Vieng sedang mengajari putrinya cara menjahit kancing pada blus.
FOTO: DISEDIAKAN OLEH PENULIS
Tidak puas hanya dengan membuat pakaian, Vieng dan suaminya juga mencoba berbagai usaha lain untuk menstabilkan kehidupan mereka. Mulai dari menanam pohon akasia dan memasok bibit akasia kepada penduduk setempat, hingga mempelajari kerajinan membuat gorden dan tirai – produk mereka telah dibawa orang-orang ke desa-desa terpencil dari Huu Khuong, Bao Thang, Xop Chao… Kini, keluarganya juga merupakan distributor furnitur terkemuka untuk sebuah perusahaan besar di provinsi tersebut, memasok tempat tidur, lemari pakaian, meja, kursi, dan gorden kepada banyak keluarga, terutama mereka yang bekerja jauh dari rumah dan ingin mempercantik rumah pedesaan mereka.
Meskipun sibuk mencari nafkah, Vieng tidak pernah ketinggalan dalam gerakan kolektif di desanya. Ia adalah anggota aktif Asosiasi Petani, anggota klub tari dan nyanyi rakyat desa Vang Cuom, dan telah menerima sertifikat penghargaan dari Komite Front Tanah Air Vietnam di komune tersebut atas kontribusinya dalam membangun gerakan tersebut.

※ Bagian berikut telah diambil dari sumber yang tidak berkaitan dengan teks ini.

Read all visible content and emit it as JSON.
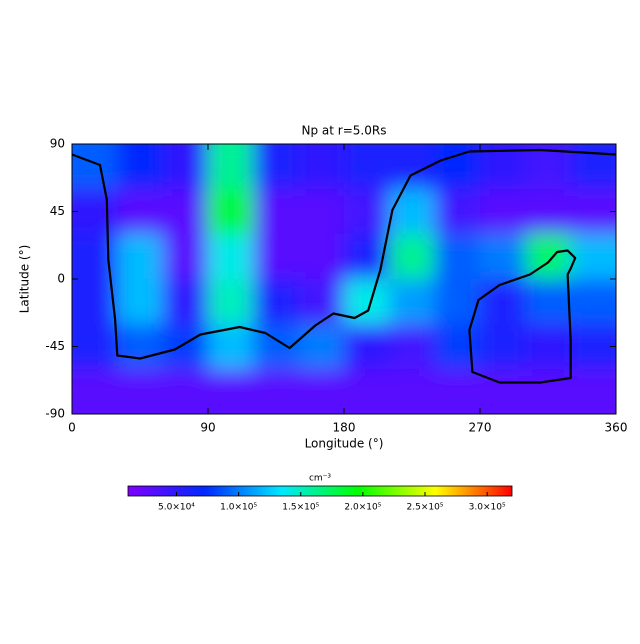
{
  "chart_data": {
    "type": "heatmap",
    "title": "Np at r=5.0Rs",
    "x_label": "Longitude (°)",
    "y_label": "Latitude (°)",
    "xlim": [
      0,
      360
    ],
    "xticks": [
      0,
      90,
      180,
      270,
      360
    ],
    "ylim": [
      -90,
      90
    ],
    "yticks": [
      90,
      45,
      0,
      -45,
      -90
    ],
    "x": [
      15,
      45,
      75,
      105,
      135,
      165,
      195,
      225,
      255,
      285,
      315,
      345
    ],
    "y": [
      75,
      45,
      15,
      -15,
      -45,
      -75
    ],
    "z": [
      [
        90000,
        70000,
        50000,
        160000,
        60000,
        50000,
        60000,
        60000,
        70000,
        50000,
        40000,
        60000
      ],
      [
        50000,
        30000,
        30000,
        180000,
        30000,
        30000,
        40000,
        120000,
        40000,
        30000,
        30000,
        30000
      ],
      [
        60000,
        120000,
        30000,
        140000,
        30000,
        30000,
        60000,
        160000,
        90000,
        100000,
        170000,
        120000
      ],
      [
        60000,
        120000,
        50000,
        150000,
        60000,
        40000,
        140000,
        110000,
        90000,
        60000,
        90000,
        90000
      ],
      [
        60000,
        90000,
        80000,
        120000,
        90000,
        100000,
        50000,
        40000,
        80000,
        60000,
        50000,
        60000
      ],
      [
        30000,
        30000,
        30000,
        30000,
        30000,
        30000,
        30000,
        30000,
        30000,
        30000,
        30000,
        30000
      ]
    ],
    "colormap": [
      "#7f00ff",
      "#0028ff",
      "#00e8ff",
      "#00ff00",
      "#ffff00",
      "#ff0000"
    ],
    "colorbar_label": "cm⁻³",
    "clim": [
      11000,
      320000
    ],
    "colorbar_ticks": [
      {
        "value": 50000,
        "label": "5.0×10⁴"
      },
      {
        "value": 100000,
        "label": "1.0×10⁵"
      },
      {
        "value": 150000,
        "label": "1.5×10⁵"
      },
      {
        "value": 200000,
        "label": "2.0×10⁵"
      },
      {
        "value": 250000,
        "label": "2.5×10⁵"
      },
      {
        "value": 300000,
        "label": "3.0×10⁵"
      }
    ],
    "contour_color": "#000000",
    "contours": [
      {
        "x": [
          0,
          18.5,
          23,
          24,
          28.5,
          30,
          45,
          68,
          85,
          111,
          128,
          144,
          161,
          173,
          187,
          196,
          204,
          212,
          224,
          244,
          263,
          310,
          360
        ],
        "y": [
          83,
          76,
          53,
          13,
          -27,
          -51,
          -53,
          -47,
          -37,
          -32,
          -36,
          -46,
          -31,
          -23,
          -26,
          -21,
          6,
          46,
          69,
          79,
          85,
          86,
          83
        ]
      },
      {
        "x": [
          328,
          330,
          330,
          310,
          283,
          265,
          263,
          269,
          283,
          303,
          315,
          321,
          328,
          333,
          330,
          328
        ],
        "y": [
          3,
          -41,
          -66,
          -69,
          -69,
          -62,
          -34,
          -14,
          -4,
          3,
          11,
          18,
          19,
          14,
          7,
          3
        ]
      }
    ]
  }
}
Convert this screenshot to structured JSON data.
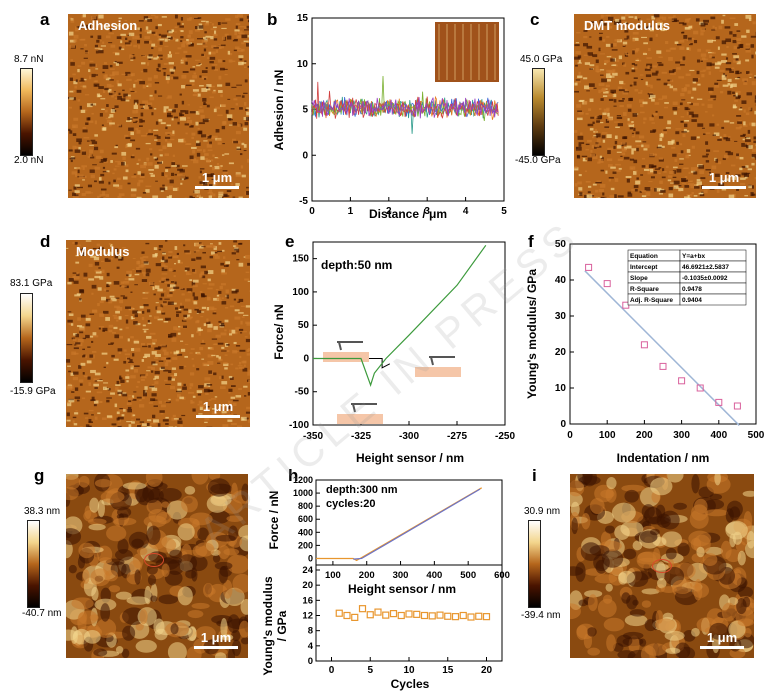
{
  "panels": {
    "a": {
      "letter": "a",
      "title": "Adhesion",
      "cb_top": "8.7 nN",
      "cb_bottom": "2.0 nN",
      "scale": "1 μm"
    },
    "b": {
      "letter": "b",
      "xlabel": "Distance / μm",
      "ylabel": "Adhesion / nN",
      "xticks": [
        "0",
        "1",
        "2",
        "3",
        "4",
        "5"
      ],
      "yticks": [
        "15",
        "10",
        "5",
        "0",
        "-5"
      ]
    },
    "c": {
      "letter": "c",
      "title": "DMT modulus",
      "cb_top": "45.0 GPa",
      "cb_bottom": "-45.0 GPa",
      "scale": "1 μm"
    },
    "d": {
      "letter": "d",
      "title": "Modulus",
      "cb_top": "83.1 GPa",
      "cb_bottom": "-15.9 GPa",
      "scale": "1 μm"
    },
    "e": {
      "letter": "e",
      "annotation": "depth:50 nm",
      "xlabel": "Height sensor / nm",
      "ylabel": "Force/ nN",
      "xticks": [
        "-350",
        "-325",
        "-300",
        "-275",
        "-250"
      ],
      "yticks": [
        "150",
        "100",
        "50",
        "0",
        "-50",
        "-100"
      ]
    },
    "f": {
      "letter": "f",
      "xlabel": "Indentation / nm",
      "ylabel": "Young's modulus/ GPa",
      "xticks": [
        "0",
        "100",
        "200",
        "300",
        "400",
        "500"
      ],
      "yticks": [
        "50",
        "40",
        "30",
        "20",
        "10",
        "0"
      ],
      "fit_table": [
        [
          "Equation",
          "Y=a+bx"
        ],
        [
          "Intercept",
          "46.6921±2.5837"
        ],
        [
          "Slope",
          "-0.1035±0.0092"
        ],
        [
          "R-Square",
          "0.9478"
        ],
        [
          "Adj. R-Square",
          "0.9404"
        ]
      ]
    },
    "g": {
      "letter": "g",
      "cb_top": "38.3 nm",
      "cb_bottom": "-40.7 nm",
      "scale": "1 μm"
    },
    "h": {
      "letter": "h",
      "annotation1": "depth:300 nm",
      "annotation2": "cycles:20",
      "top_xlabel": "Height sensor / nm",
      "top_ylabel": "Force / nN",
      "top_xticks": [
        "100",
        "200",
        "300",
        "400",
        "500",
        "600"
      ],
      "top_yticks": [
        "1200",
        "1000",
        "800",
        "600",
        "400",
        "200",
        "0"
      ],
      "bot_xlabel": "Cycles",
      "bot_ylabel_1": "Young's modulus",
      "bot_ylabel_2": "/ GPa",
      "bot_xticks": [
        "0",
        "5",
        "10",
        "15",
        "20"
      ],
      "bot_yticks": [
        "24",
        "20",
        "16",
        "12",
        "8",
        "4",
        "0"
      ]
    },
    "i": {
      "letter": "i",
      "cb_top": "30.9 nm",
      "cb_bottom": "-39.4 nm",
      "scale": "1 μm"
    }
  },
  "watermark": "ARTICLE IN PRESS",
  "colors": {
    "afm_dark": "#3a1200",
    "afm_mid": "#b5661c",
    "afm_light": "#f3d58c",
    "fit_line": "#9fb6d6",
    "marker_f": "#d9609c",
    "marker_h": "#e8962e",
    "curve_e": "#3c9a3c"
  },
  "chart_data": [
    {
      "type": "line",
      "panel": "b",
      "xlabel": "Distance / μm",
      "ylabel": "Adhesion / nN",
      "xlim": [
        0,
        5
      ],
      "ylim": [
        -5,
        15
      ],
      "series": [
        {
          "values": [
            5.2,
            5.0,
            5.6,
            4.8,
            5.3,
            5.5,
            4.9,
            5.1
          ]
        },
        {
          "values": [
            4.8,
            5.4,
            5.0,
            5.6,
            4.7,
            5.2,
            5.3,
            5.0
          ]
        },
        {
          "values": [
            5.5,
            4.9,
            5.3,
            5.0,
            5.6,
            4.8,
            5.1,
            5.4
          ]
        }
      ]
    },
    {
      "type": "line",
      "panel": "e",
      "xlabel": "Height sensor / nm",
      "ylabel": "Force/ nN",
      "xlim": [
        -350,
        -250
      ],
      "ylim": [
        -100,
        175
      ],
      "series": [
        {
          "x": [
            -350,
            -325,
            -320,
            -318,
            -312,
            -300,
            -275,
            -260
          ],
          "y": [
            0,
            0,
            -40,
            -22,
            0,
            35,
            110,
            170
          ]
        }
      ]
    },
    {
      "type": "scatter",
      "panel": "f",
      "xlabel": "Indentation / nm",
      "ylabel": "Young's modulus/ GPa",
      "xlim": [
        0,
        500
      ],
      "ylim": [
        0,
        50
      ],
      "x": [
        50,
        100,
        150,
        200,
        250,
        300,
        350,
        400,
        450
      ],
      "y": [
        43.5,
        39,
        33,
        22,
        16,
        12,
        10,
        6,
        5
      ],
      "fit": {
        "intercept": 46.6921,
        "slope": -0.1035
      }
    },
    {
      "type": "line",
      "panel": "h-top",
      "xlabel": "Height sensor / nm",
      "ylabel": "Force / nN",
      "xlim": [
        50,
        600
      ],
      "ylim": [
        -100,
        1200
      ],
      "series": [
        {
          "x": [
            50,
            160,
            170,
            180,
            540
          ],
          "y": [
            0,
            0,
            -30,
            0,
            1080
          ]
        }
      ]
    },
    {
      "type": "scatter",
      "panel": "h-bottom",
      "xlabel": "Cycles",
      "ylabel": "Young's modulus / GPa",
      "xlim": [
        -2,
        22
      ],
      "ylim": [
        0,
        24
      ],
      "x": [
        1,
        2,
        3,
        4,
        5,
        6,
        7,
        8,
        9,
        10,
        11,
        12,
        13,
        14,
        15,
        16,
        17,
        18,
        19,
        20
      ],
      "y": [
        12.6,
        12.0,
        11.5,
        13.8,
        12.2,
        12.9,
        12.1,
        12.5,
        12.0,
        12.4,
        12.3,
        12.0,
        11.9,
        12.1,
        11.8,
        11.7,
        12.0,
        11.6,
        11.8,
        11.7
      ]
    }
  ]
}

Secara khusus, pada Juli 2025, ketika penduduk bekas kota Thach Giam menderita kerugian besar akibat Topan No. 3, Vieng untuk sementara mengesampingkan semua kegiatan bisnisnya dan, bersama suaminya, membentuk kelompok yang terdiri dari 16 orang untuk membawa nasi ketan, daging panggang, dan salad untuk membantu masyarakat. Mereka tidak hanya menyediakan makanan, tetapi juga turun tangan untuk menyekop lumpur, mencuci pakaian, dan membawa barang-barang sepanjang hari, membantu meringankan kerugian para korban banjir. Lebih jauh lagi, ia selalu menjadi salah satu yang pertama berpartisipasi dalam penggalangan dana dan dukungan bagi mereka yang berada dalam keadaan sulit di daerah tersebut.

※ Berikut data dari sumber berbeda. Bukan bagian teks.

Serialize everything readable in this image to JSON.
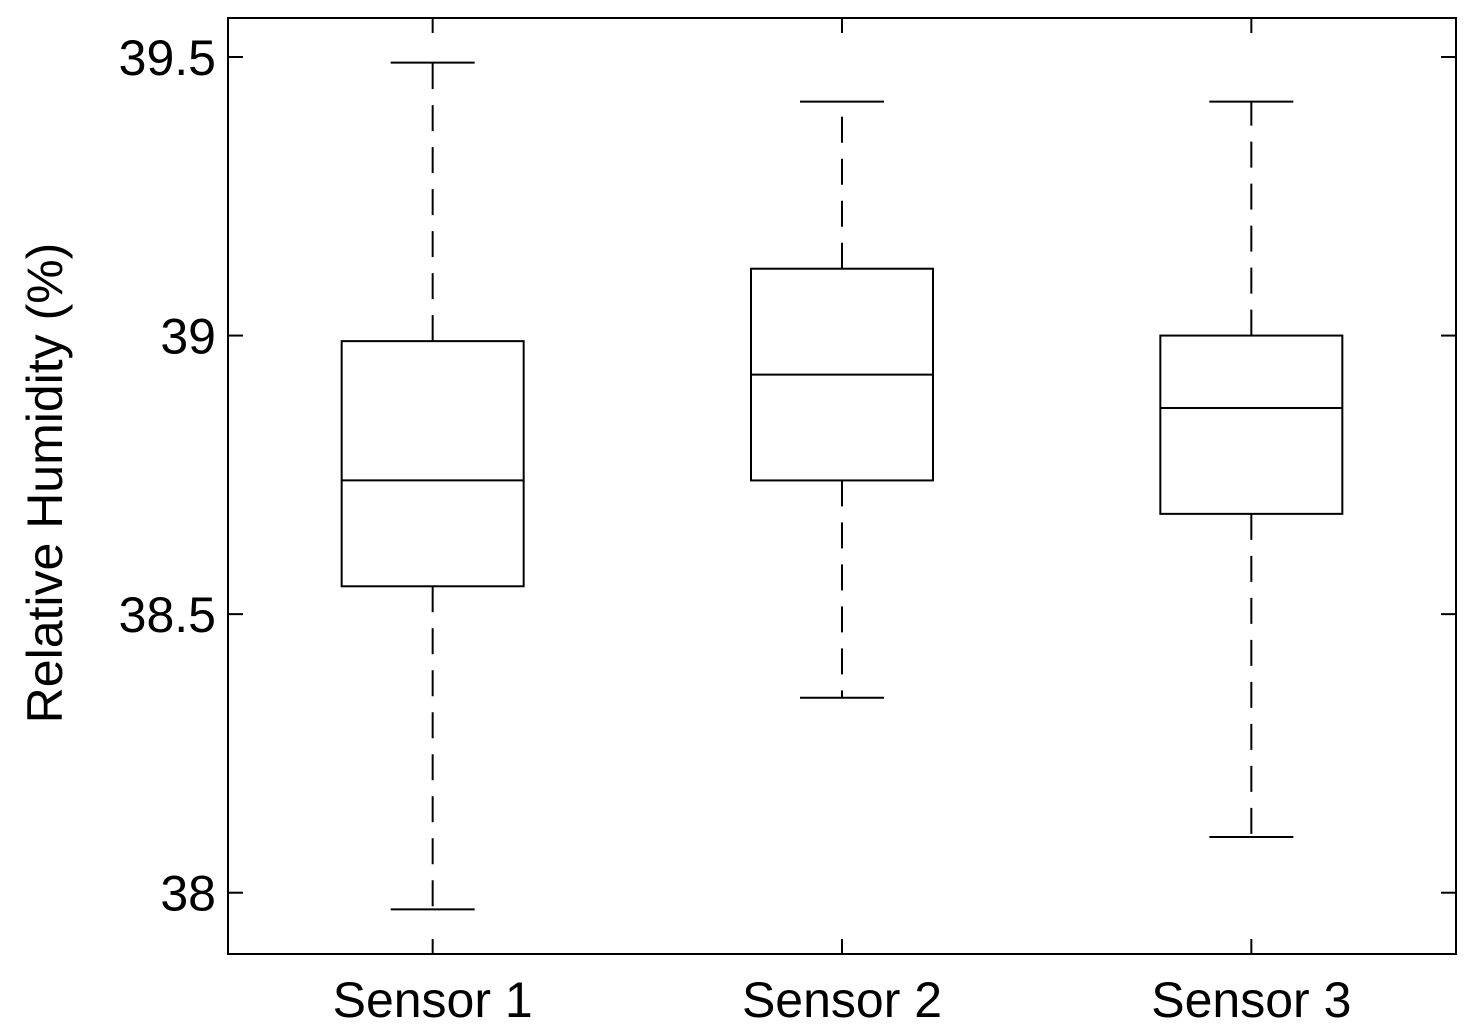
{
  "chart_data": {
    "type": "box",
    "categories": [
      "Sensor 1",
      "Sensor 2",
      "Sensor 3"
    ],
    "boxes": [
      {
        "category": "Sensor 1",
        "min": 37.97,
        "q1": 38.55,
        "median": 38.74,
        "q3": 38.99,
        "max": 39.49
      },
      {
        "category": "Sensor 2",
        "min": 38.35,
        "q1": 38.74,
        "median": 38.93,
        "q3": 39.12,
        "max": 39.42
      },
      {
        "category": "Sensor 3",
        "min": 38.1,
        "q1": 38.68,
        "median": 38.87,
        "q3": 39.0,
        "max": 39.42
      }
    ],
    "xlabel": "",
    "ylabel": "Relative Humidity (%)",
    "ylim": [
      37.89,
      39.57
    ],
    "yticks": [
      38,
      38.5,
      39,
      39.5
    ],
    "ytick_labels": [
      "38",
      "38.5",
      "39",
      "39.5"
    ],
    "grid": false,
    "colors": {
      "line": "#000000",
      "background": "#ffffff"
    }
  }
}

Tim bantuan Vientiane (mengenakan topi putih) dan teman-teman mereka membantu orang-orang setelah Topan No. 3.
FOTO: DISEDIAKAN OLEH PENULIS
Di usia 34 tahun, Vieng telah membuktikan kekuatan karakter seorang wanita etnis Thailand: berani berbeda untuk mempertahankan apa yang dicintainya, berani berpegang teguh pada tanah airnya dengan tangan terampil dan tekad yang tak tergoyahkan. Ia tidak hanya sukses dalam bisnis , tetapi juga berkontribusi dalam melestarikan budaya, membangun komunitas, dan menyebarkan semangat berbagi.
Setiap malam, di rumah kecil di desa Yen Tinh, suara mesin jahit Vieng yang berirama berpadu dengan suara lembutnya saat ia dengan sabar mengajari putrinya setiap jahitan dan setiap potongan kain. Gambaran ini seperti sebuah kelanjutan – dari tangan sang ibu, kecintaan pada pakaian tradisional Thailand secara bertahap meresap ke tangan sang putri, menjadi aliran yang gigih dan abadi.
Vi Thi Vieng tidak hanya menjahit gaun dan blus, tetapi juga "menenun" kebanggaan, sehingga di masa depan, ketika orang menyebut pakaian tradisional Thailand dari Yen Tinh, mereka akan mengingat orang-orang yang telah memilih untuk hidup indah dengan melestarikan esensi budaya desa mereka. Dan dari Vieng, diharapkan lebih banyak anak muda yang berani tinggal, berani mengikuti jejaknya - sehingga benang tradisi tidak akan pernah putus dalam arus waktu.